How Social Sensing Technology Will Transform Business and
What It Tells Us about the Future of Work
by Ben Waber
FT Press © 2013
220 pages, ISBN 978-0-13-315831-1
WHY SOCIAL SENSING WILL TRANSFORM BUSINESS
In addition to his position as visiting scientist at the MIT
Media Lab, Ben Waber, author of People Analytics, is president and CEO of a
company that uses social sensing technology to help companies better understand
how their employees communicate and collaborate. The goal, as detailed in his
book, is to show companies how to improve in areas as diverse as employee
performance, project management and innovation.
The Badge
At the heart of social sensing technology is the Sociometric
Badge, or simply "the badge." The badge is a general-purpose sensing
device about the size of a pack of cards that combines a number of different
sensors; these sensors allow researchers to monitor and analyze many aspects of
human behavior.
One early experiment, for example, observed participants at
a speed dating event. Women sat at tables arranged in a row and men moved from
table to table, conversing for only five minutes at each stop with a potential
date. Looking only at the social signals recorded by the badges, the researchers
could predict which two people would go on a date with 85 percent accuracy.

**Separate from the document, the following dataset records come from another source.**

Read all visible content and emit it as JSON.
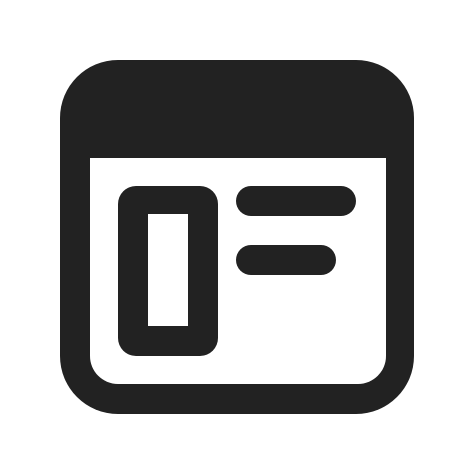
{
  "icon": {
    "name": "browser-window-icon",
    "color": "#222222",
    "background": "#ffffff"
  }
}
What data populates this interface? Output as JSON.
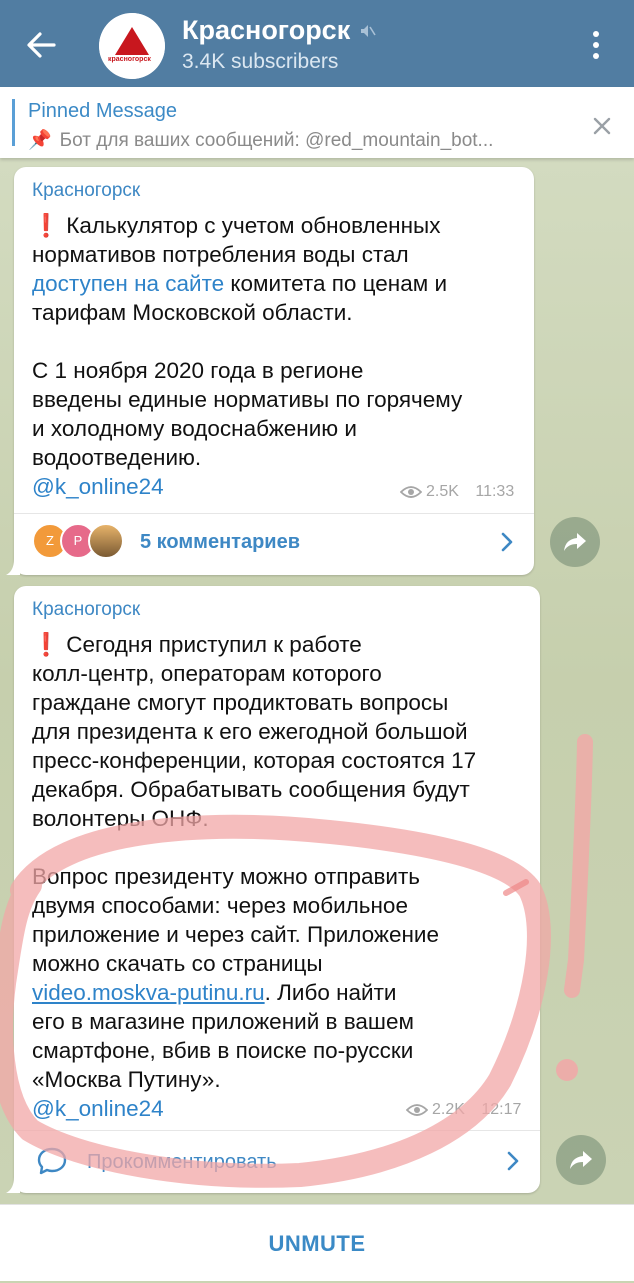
{
  "header": {
    "title": "Красногорск",
    "subtitle": "3.4K subscribers",
    "avatar_text": "красногорск"
  },
  "pinned": {
    "title": "Pinned Message",
    "emoji": "📌",
    "text": "Бот для ваших сообщений: @red_mountain_bot..."
  },
  "messages": [
    {
      "author": "Красногорск",
      "mark": "❗",
      "text_before_link": " Калькулятор с учетом обновленных\nнормативов потребления воды стал\n",
      "link": "доступен на сайте",
      "text_after_link": " комитета по ценам и\nтарифам Московской области.\n\nС 1 ноября 2020 года в регионе\nвведены единые нормативы по горячему\nи холодному водоснабжению и\nводоотведению.\n",
      "mention": "@k_online24",
      "views": "2.5K",
      "time": "11:33",
      "comment_avatars": [
        "Z",
        "P",
        ""
      ],
      "comments_label": "5 комментариев"
    },
    {
      "author": "Красногорск",
      "mark": "❗",
      "text_part1": " Сегодня приступил к работе\nколл-центр, операторам которого\nграждане смогут продиктовать вопросы\nдля президента к его ежегодной большой\nпресс-конференции, которая состоятся 17\nдекабря. Обрабатывать сообщения будут\nволонтеры ОНФ.\n\nВопрос президенту можно отправить\nдвумя способами: через мобильное\nприложение и через сайт. Приложение\nможно скачать со страницы\n",
      "link": "video.moskva-putinu.ru",
      "text_part2": ". Либо найти\nего в магазине приложений в вашем\nсмартфоне, вбив в поиске по-русски\n«Москва Путину».\n",
      "mention": "@k_online24",
      "views": "2.2K",
      "time": "12:17",
      "comments_label": "Прокомментировать"
    }
  ],
  "bottom": {
    "unmute_label": "UNMUTE"
  },
  "colors": {
    "header": "#517da2",
    "accent": "#3e88c4",
    "annotation": "#f2a7a7"
  },
  "icons": [
    "back-arrow-icon",
    "muted-icon",
    "more-vert-icon",
    "pin-icon",
    "close-icon",
    "eye-icon",
    "chevron-right-icon",
    "share-icon",
    "comment-bubble-icon"
  ]
}
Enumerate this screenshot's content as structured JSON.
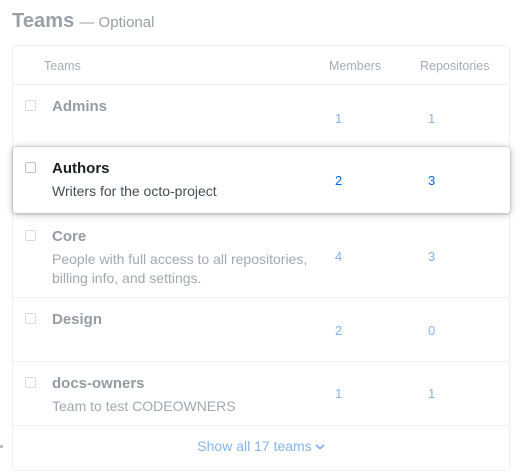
{
  "section": {
    "title": "Teams",
    "optional": "— Optional"
  },
  "table": {
    "columns": {
      "teams": "Teams",
      "members": "Members",
      "repositories": "Repositories"
    },
    "rows": [
      {
        "name": "Admins",
        "description": "",
        "members": "1",
        "repositories": "1"
      },
      {
        "name": "Authors",
        "description": "Writers for the octo-project",
        "members": "2",
        "repositories": "3"
      },
      {
        "name": "Core",
        "description": "People with full access to all repositories, billing info, and settings.",
        "members": "4",
        "repositories": "3"
      },
      {
        "name": "Design",
        "description": "",
        "members": "2",
        "repositories": "0"
      },
      {
        "name": "docs-owners",
        "description": "Team to test CODEOWNERS",
        "members": "1",
        "repositories": "1"
      }
    ]
  },
  "footer": {
    "show_all_label": "Show all 17 teams",
    "icon": "chevron-down-icon"
  },
  "colors": {
    "link": "#0366d6",
    "link_faded": "#85b5ea",
    "border": "#eef0f2"
  }
}
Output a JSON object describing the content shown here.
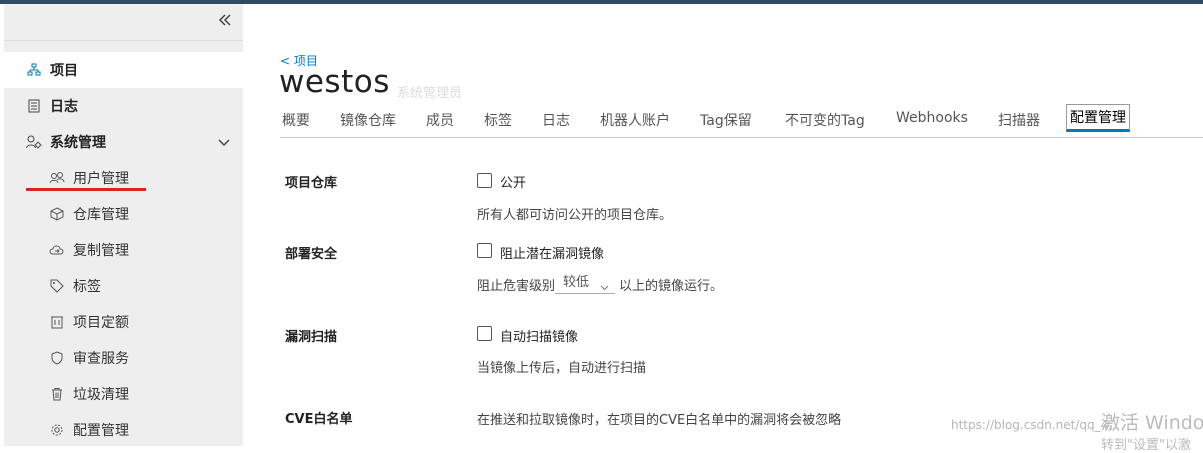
{
  "sidebar": {
    "collapse_label": "«",
    "items": [
      {
        "label": "项目",
        "icon": "project-icon"
      },
      {
        "label": "日志",
        "icon": "log-icon"
      },
      {
        "label": "系统管理",
        "icon": "system-admin-icon"
      }
    ],
    "subitems": [
      {
        "label": "用户管理",
        "icon": "users-icon"
      },
      {
        "label": "仓库管理",
        "icon": "cube-icon"
      },
      {
        "label": "复制管理",
        "icon": "cloud-sync-icon"
      },
      {
        "label": "标签",
        "icon": "tag-icon"
      },
      {
        "label": "项目定额",
        "icon": "quota-icon"
      },
      {
        "label": "审查服务",
        "icon": "shield-icon"
      },
      {
        "label": "垃圾清理",
        "icon": "trash-icon"
      },
      {
        "label": "配置管理",
        "icon": "gear-icon"
      }
    ]
  },
  "header": {
    "back_label": "< 项目",
    "title": "westos",
    "role": "系统管理员"
  },
  "tabs": [
    "概要",
    "镜像仓库",
    "成员",
    "标签",
    "日志",
    "机器人账户",
    "Tag保留",
    "不可变的Tag",
    "Webhooks",
    "扫描器",
    "配置管理"
  ],
  "config": {
    "repo": {
      "label": "项目仓库",
      "checkbox": "公开",
      "help": "所有人都可访问公开的项目仓库。"
    },
    "deploy": {
      "label": "部署安全",
      "checkbox": "阻止潜在漏洞镜像",
      "help_before": "阻止危害级别",
      "select_value": "较低",
      "help_after": "以上的镜像运行。"
    },
    "scan": {
      "label": "漏洞扫描",
      "checkbox": "自动扫描镜像",
      "help": "当镜像上传后，自动进行扫描"
    },
    "cve": {
      "label": "CVE白名单",
      "help": "在推送和拉取镜像时，在项目的CVE白名单中的漏洞将会被忽略"
    }
  },
  "overlay": {
    "watermark": "https://blog.csdn.net/qq_4...",
    "activate_line1": "激活 Windo",
    "activate_line2": "转到\"设置\"以激"
  }
}
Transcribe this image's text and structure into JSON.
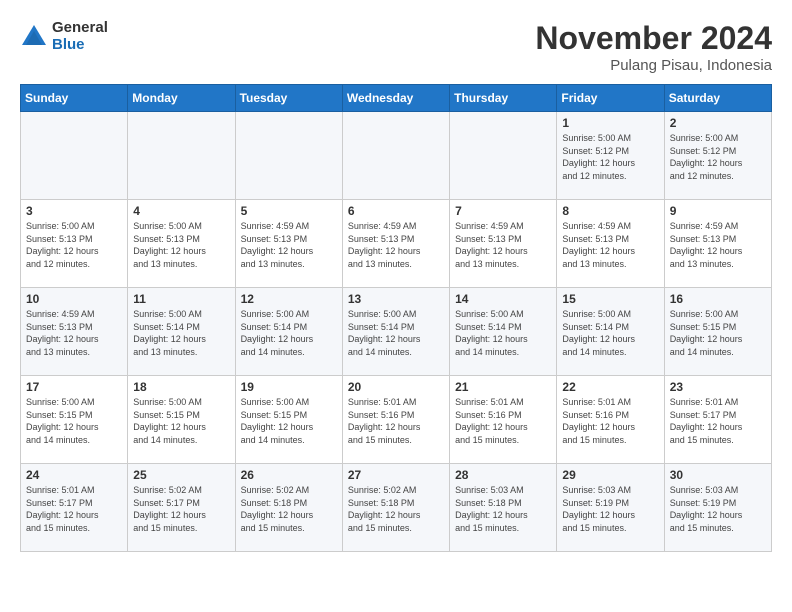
{
  "logo": {
    "general": "General",
    "blue": "Blue"
  },
  "header": {
    "month": "November 2024",
    "location": "Pulang Pisau, Indonesia"
  },
  "days_of_week": [
    "Sunday",
    "Monday",
    "Tuesday",
    "Wednesday",
    "Thursday",
    "Friday",
    "Saturday"
  ],
  "weeks": [
    [
      {
        "day": "",
        "content": ""
      },
      {
        "day": "",
        "content": ""
      },
      {
        "day": "",
        "content": ""
      },
      {
        "day": "",
        "content": ""
      },
      {
        "day": "",
        "content": ""
      },
      {
        "day": "1",
        "content": "Sunrise: 5:00 AM\nSunset: 5:12 PM\nDaylight: 12 hours\nand 12 minutes."
      },
      {
        "day": "2",
        "content": "Sunrise: 5:00 AM\nSunset: 5:12 PM\nDaylight: 12 hours\nand 12 minutes."
      }
    ],
    [
      {
        "day": "3",
        "content": "Sunrise: 5:00 AM\nSunset: 5:13 PM\nDaylight: 12 hours\nand 12 minutes."
      },
      {
        "day": "4",
        "content": "Sunrise: 5:00 AM\nSunset: 5:13 PM\nDaylight: 12 hours\nand 13 minutes."
      },
      {
        "day": "5",
        "content": "Sunrise: 4:59 AM\nSunset: 5:13 PM\nDaylight: 12 hours\nand 13 minutes."
      },
      {
        "day": "6",
        "content": "Sunrise: 4:59 AM\nSunset: 5:13 PM\nDaylight: 12 hours\nand 13 minutes."
      },
      {
        "day": "7",
        "content": "Sunrise: 4:59 AM\nSunset: 5:13 PM\nDaylight: 12 hours\nand 13 minutes."
      },
      {
        "day": "8",
        "content": "Sunrise: 4:59 AM\nSunset: 5:13 PM\nDaylight: 12 hours\nand 13 minutes."
      },
      {
        "day": "9",
        "content": "Sunrise: 4:59 AM\nSunset: 5:13 PM\nDaylight: 12 hours\nand 13 minutes."
      }
    ],
    [
      {
        "day": "10",
        "content": "Sunrise: 4:59 AM\nSunset: 5:13 PM\nDaylight: 12 hours\nand 13 minutes."
      },
      {
        "day": "11",
        "content": "Sunrise: 5:00 AM\nSunset: 5:14 PM\nDaylight: 12 hours\nand 13 minutes."
      },
      {
        "day": "12",
        "content": "Sunrise: 5:00 AM\nSunset: 5:14 PM\nDaylight: 12 hours\nand 14 minutes."
      },
      {
        "day": "13",
        "content": "Sunrise: 5:00 AM\nSunset: 5:14 PM\nDaylight: 12 hours\nand 14 minutes."
      },
      {
        "day": "14",
        "content": "Sunrise: 5:00 AM\nSunset: 5:14 PM\nDaylight: 12 hours\nand 14 minutes."
      },
      {
        "day": "15",
        "content": "Sunrise: 5:00 AM\nSunset: 5:14 PM\nDaylight: 12 hours\nand 14 minutes."
      },
      {
        "day": "16",
        "content": "Sunrise: 5:00 AM\nSunset: 5:15 PM\nDaylight: 12 hours\nand 14 minutes."
      }
    ],
    [
      {
        "day": "17",
        "content": "Sunrise: 5:00 AM\nSunset: 5:15 PM\nDaylight: 12 hours\nand 14 minutes."
      },
      {
        "day": "18",
        "content": "Sunrise: 5:00 AM\nSunset: 5:15 PM\nDaylight: 12 hours\nand 14 minutes."
      },
      {
        "day": "19",
        "content": "Sunrise: 5:00 AM\nSunset: 5:15 PM\nDaylight: 12 hours\nand 14 minutes."
      },
      {
        "day": "20",
        "content": "Sunrise: 5:01 AM\nSunset: 5:16 PM\nDaylight: 12 hours\nand 15 minutes."
      },
      {
        "day": "21",
        "content": "Sunrise: 5:01 AM\nSunset: 5:16 PM\nDaylight: 12 hours\nand 15 minutes."
      },
      {
        "day": "22",
        "content": "Sunrise: 5:01 AM\nSunset: 5:16 PM\nDaylight: 12 hours\nand 15 minutes."
      },
      {
        "day": "23",
        "content": "Sunrise: 5:01 AM\nSunset: 5:17 PM\nDaylight: 12 hours\nand 15 minutes."
      }
    ],
    [
      {
        "day": "24",
        "content": "Sunrise: 5:01 AM\nSunset: 5:17 PM\nDaylight: 12 hours\nand 15 minutes."
      },
      {
        "day": "25",
        "content": "Sunrise: 5:02 AM\nSunset: 5:17 PM\nDaylight: 12 hours\nand 15 minutes."
      },
      {
        "day": "26",
        "content": "Sunrise: 5:02 AM\nSunset: 5:18 PM\nDaylight: 12 hours\nand 15 minutes."
      },
      {
        "day": "27",
        "content": "Sunrise: 5:02 AM\nSunset: 5:18 PM\nDaylight: 12 hours\nand 15 minutes."
      },
      {
        "day": "28",
        "content": "Sunrise: 5:03 AM\nSunset: 5:18 PM\nDaylight: 12 hours\nand 15 minutes."
      },
      {
        "day": "29",
        "content": "Sunrise: 5:03 AM\nSunset: 5:19 PM\nDaylight: 12 hours\nand 15 minutes."
      },
      {
        "day": "30",
        "content": "Sunrise: 5:03 AM\nSunset: 5:19 PM\nDaylight: 12 hours\nand 15 minutes."
      }
    ]
  ]
}
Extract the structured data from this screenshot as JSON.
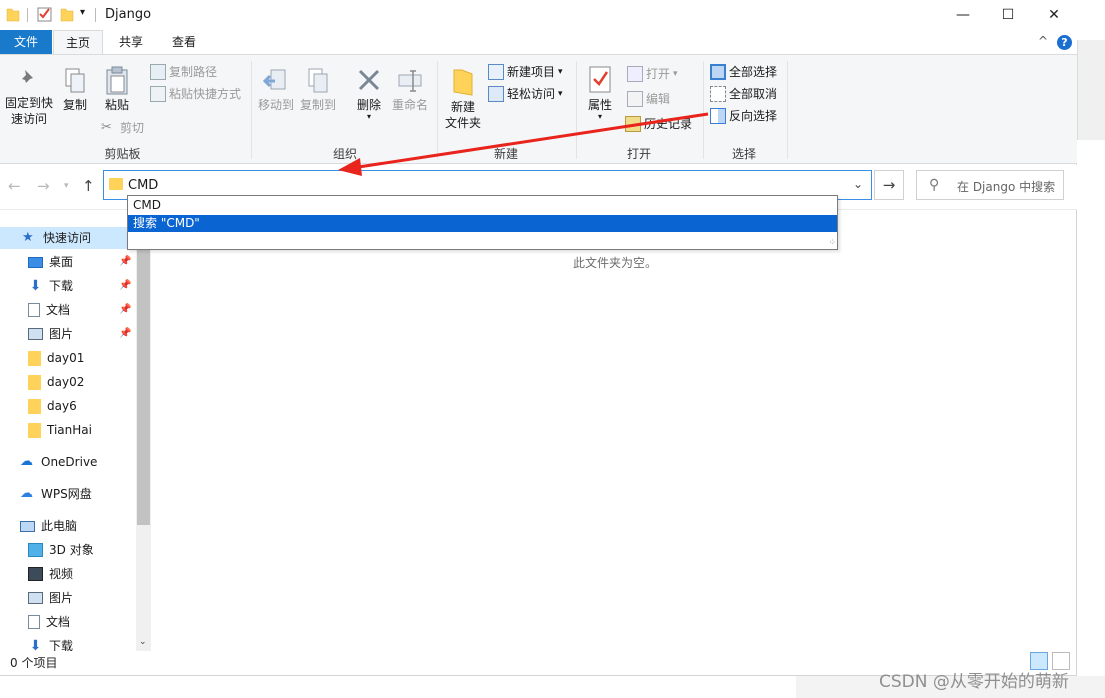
{
  "window": {
    "title": "Django",
    "controls": {
      "minimize": "—",
      "maximize": "☐",
      "close": "✕"
    }
  },
  "ribbon_tabs": [
    "文件",
    "主页",
    "共享",
    "查看"
  ],
  "ribbon": {
    "clipboard": {
      "group_label": "剪贴板",
      "pin_label_1": "固定到快",
      "pin_label_2": "速访问",
      "copy": "复制",
      "paste": "粘贴",
      "copy_path": "复制路径",
      "paste_shortcut": "粘贴快捷方式",
      "cut": "剪切"
    },
    "organize": {
      "group_label": "组织",
      "move_to": "移动到",
      "copy_to": "复制到",
      "delete": "删除",
      "rename": "重命名"
    },
    "new": {
      "group_label": "新建",
      "new_folder_1": "新建",
      "new_folder_2": "文件夹",
      "new_item": "新建项目",
      "easy_access": "轻松访问"
    },
    "open": {
      "group_label": "打开",
      "properties": "属性",
      "open": "打开",
      "edit": "编辑",
      "history": "历史记录"
    },
    "select": {
      "group_label": "选择",
      "select_all": "全部选择",
      "select_none": "全部取消",
      "invert": "反向选择"
    }
  },
  "address": {
    "value": "CMD",
    "search_placeholder": "在 Django 中搜索"
  },
  "dropdown": {
    "items": [
      "CMD",
      "搜索 \"CMD\""
    ]
  },
  "nav": {
    "quick_access": "快速访问",
    "items": [
      "桌面",
      "下载",
      "文档",
      "图片",
      "day01",
      "day02",
      "day6",
      "TianHai"
    ],
    "onedrive": "OneDrive",
    "wps": "WPS网盘",
    "this_pc": "此电脑",
    "pc_items": [
      "3D 对象",
      "视频",
      "图片",
      "文档",
      "下载"
    ]
  },
  "content": {
    "empty_message": "此文件夹为空。"
  },
  "status": {
    "item_count": "0 个项目"
  },
  "watermark": "CSDN @从零开始的萌新",
  "colors": {
    "accent": "#1979ca",
    "selection": "#0a64d2",
    "annotation_arrow": "#e8241c",
    "folder": "#ffd35a"
  }
}
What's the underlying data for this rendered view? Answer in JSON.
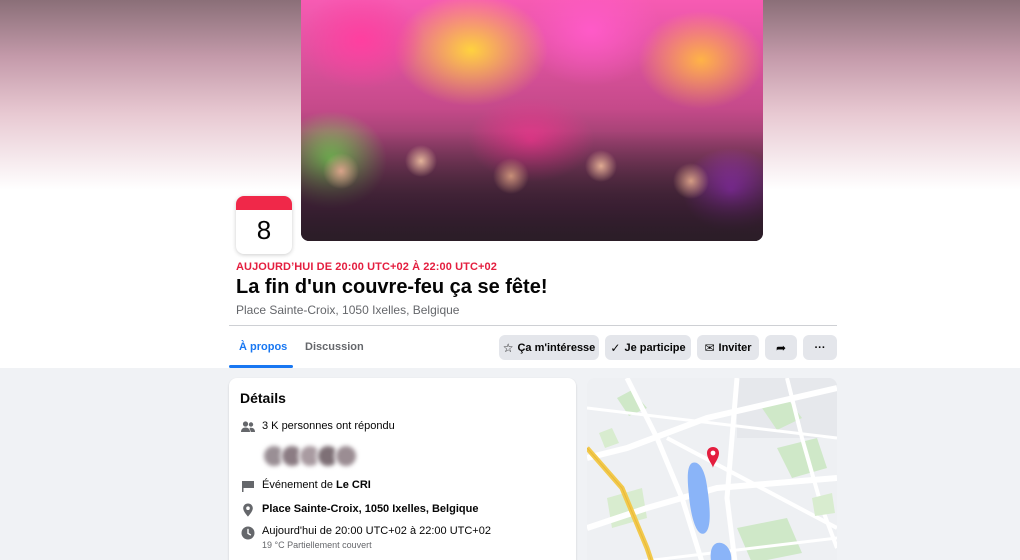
{
  "event": {
    "day": "8",
    "time": "AUJOURD’HUI DE 20:00 UTC+02 À 22:00 UTC+02",
    "title": "La fin d'un couvre-feu ça se fête!",
    "location": "Place Sainte-Croix, 1050 Ixelles, Belgique"
  },
  "tabs": [
    {
      "label": "À propos",
      "active": true
    },
    {
      "label": "Discussion",
      "active": false
    }
  ],
  "actions": {
    "interested": "Ça m'intéresse",
    "going": "Je participe",
    "invite": "Inviter",
    "more": "···"
  },
  "details": {
    "title": "Détails",
    "responded": "3 K personnes ont répondu",
    "organizer_prefix": "Événement de ",
    "organizer": "Le CRI",
    "address": "Place Sainte-Croix, 1050 Ixelles, Belgique",
    "datetime": "Aujourd'hui de 20:00 UTC+02 à 22:00 UTC+02",
    "weather": "19 °C Partiellement couvert"
  },
  "map": {
    "info": "i",
    "marker_color": "#e41e3f"
  },
  "colors": {
    "accent": "#1877f2",
    "date_red": "#e41e3f"
  }
}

Another early experiment applied to a workplace situation,
specifically the negotiation of salaries. Once again measuring social signals,
researchers demonstrated exactly how important these signals were to the
outcome of the conversation. As Waber explains, "This research indicates
that if you are looking for an entry-level software engineering position, just
changing the way you talk to your potential employer would give you a 30
percent greater chance of pulling in $90,000 versus $65,000."
Social Networks
To better quantify relationships, scientists use the concept
of the social network. A social network, Waber explains, identifies the links
between people. To diagram a social network, for example, five people would be
represented by five dots, with lines drawn connecting those who are friends
with each other. The same drawing could illustrate conversations during the
day, with lines connecting those who talked to each other that day. In this
case, you could also illustrate the number of conversations by making certain
lines thicker (representing pairs of people who had multiple conversations that
day).
In People Analytics, Waber describes a number of areas in
which research on social networks, with the help of the badge, explains the
dynamics of successful organizations — or the root causes of low performance.
For example, Bank of America asked Waber and his colleagues
to determine why, despite extensive corporate-wide standards, some call centers
performed better than others. The researchers studied a team of 80 call center
employees at one call center and discovered a key to productivity and
efficiency: the cohesion of the center's social networks.
Cohesion is a measure of how much the people you talk to
talk to each other. In other words, if you have five friends and those five
friends never talk to each other, your social network is not very cohesive. If,
on the other hand, all five friends talk frequently to each other, you have a
very cohesive social network.
Looking at the data for the different call center teams, the
researchers found that the more cohesive the team, the better it performed.
Cohesion was best accomplished during breaks, which is when team members had
the most opportunity to speak with each other. At the suggestion of the researchers,
the company began aligning breaks so that all team members took a break at the
same time. As predicted by the researchers' hypothesis, the increased cohesion
of the teams led to a significant increase in performance.
Understanding the importance of social networks offers
insight into other aspects of business performance or strategy. For example,
telecommuting might seem to be a creative way to cut costs. But, as Waber
demonstrates, the impact of losing face-to-face communication among employees
would offset any financial savings.
People Analytics is a fascinating exploration of how today's
available data on social networks and the dynamics of communication help people
to understand and decipher how organizations really work; the challenge might
be to get executives and business owners to listen to the data.